DESCRIPTION (provided by applicant): The aim of my proposal is to examine the in vivo functions and the mechanisms of action of novel inhibitory costimulatory molecules PD-PDL and B7-H3 in allograft rejection with the goal of harnessing their function to achieve allograft tolerance. This topic has great clinical relevance for transplantation in general as blockade of conventional positive T cell costimulatory pathway such as B7-CD28 has not been effective in reproducibly inducing tolerance in stringent murine transplant models as well as in larger animals such as primates. An important theme of my proposal is that harnessing physiologic mechanisms of regulation by novel negative T cell costimulatory pathways in addition to positive T cell costimulatory blockade are critical to achieve tolerance in humans. I have generated extensive data about the role of negative costimulatory pathways CTLA4-B7 and PD-1/PDL in CD4 and CDS mediated alloimmune responses in vivo. I also have promising preliminary data about the role of the recently described member of CD28 family, B7-H3 in a vascularized cardiac model. I plan to extend these studies using a number of unique tools that will enable me to dissect the functions, mechanisms and interactions of negative and positive costimulatory pathways in regulating alloimmune responses in vivo. These include well established animal models, novel gene knockout animals targeting specific costimulatory molecules, agents to target novel costimulatory pathways and finally elegant models of CD8+ and CD4+ TCR transgenic mice that allow tracking of alloreactive T cell responses in vivo. The Mentored Clinical Scientist Development Award will provide me with the critical opportunity to further expand my knowledge in immunology necessary for achieving independence. My mentor's and co-mentor's laboratories provide an ideal environment to accomplish the aims of my project because of their strong background in transplantation immonology, their collaborative momentum and their exemplary didactic and ethical curricula.

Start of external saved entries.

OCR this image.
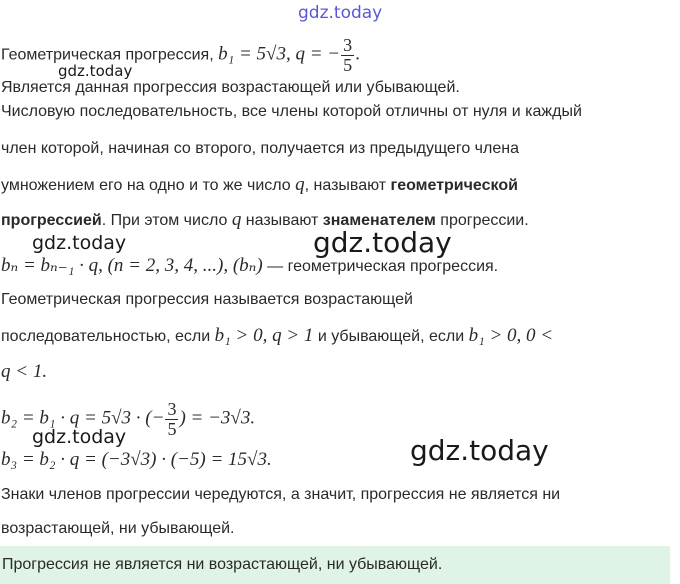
gdz.today
gdz.today
gdz.today	gdz.today
gdz.today	gdz.today
Геометрическая прогрессия, b₁ = 5√3, q = − $\frac{3}{5}$ .
Является данная прогрессия возрастающей или убывающей.
Числовую последовательность, все члены которой отличны от нуля и каждый
член которой, начиная со второго, получается из предыдущего члена
умножением его на одно и то же число q, называют геометрической
прогрессией. При этом число q называют знаменателем прогрессии.
bₙ = bₙ₋₁ · q, (n = 2, 3, 4, ...), (bₙ) — геометрическая прогрессия.
Геометрическая прогрессия называется возрастающей
последовательностью, если b₁ > 0, q > 1 и убывающей, если b₁ > 0, 0 <
q < 1.
b₂ = b₁ · q = 5√3 · (− $\frac{3}{5}$ ) = −3√3.
b₃ = b₂ · q = (−3√3) · (−5) = 15√3.
Знаки членов прогрессии чередуются, а значит, прогрессия не является ни
возрастающей, ни убывающей.
Прогрессия не является ни возрастающей, ни убывающей.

描述(申请人提供)：我的建议的目的是研究新的抑制性共刺激分子PD-PDL和B7-H3在同种异体移植排斥反应中的体内功能和作用机制，目的是利用它们的功能来实现同种异体移植耐受。本课题对于一般的移植具有重要的临床意义，因为阻断常规的阳性T细胞共刺激通路如B7-CD28在严格的小鼠移植模型中以及在较大的动物如灵长类动物中不能有效地重复性地诱导耐受。我的建议的一个重要主题是，除了积极的T细胞共刺激阻断外，利用新的负T细胞共刺激通路调节的生理学机制对于实现人类的耐受至关重要。我已经生成了大量关于负共刺激通路CTLA4-B7和PD-1/PDL在体内CD4和CDS介导的同种免疫反应中的作用的数据。我也有关于最近描述的CD28家族成员B7-H3在血管心脏模型中的作用的有希望的初步数据。我计划使用一些独特的工具来扩展这些研究，这些工具将使我能够剖析负向和正向共刺激通路在调节体内同种免疫反应中的功能、机制和相互作用。这些包括完善的动物模型，针对特定共刺激分子的新型基因敲除动物，针对新的共刺激途径的药物，最后是允许跟踪体内同种异体反应T细胞反应的CD8+和CD4+TCR转基因小鼠的优雅模型。导师临床科学家发展奖将为我提供一个关键的机会，进一步扩大我在免疫学方面的知识，这是实现独立所必需的。我的导师和合作导师的实验室为实现我的项目目标提供了一个理想的环境，因为他们在移植免疫学方面有很强的背景，他们的合作势头以及他们模范的说教和伦理课程。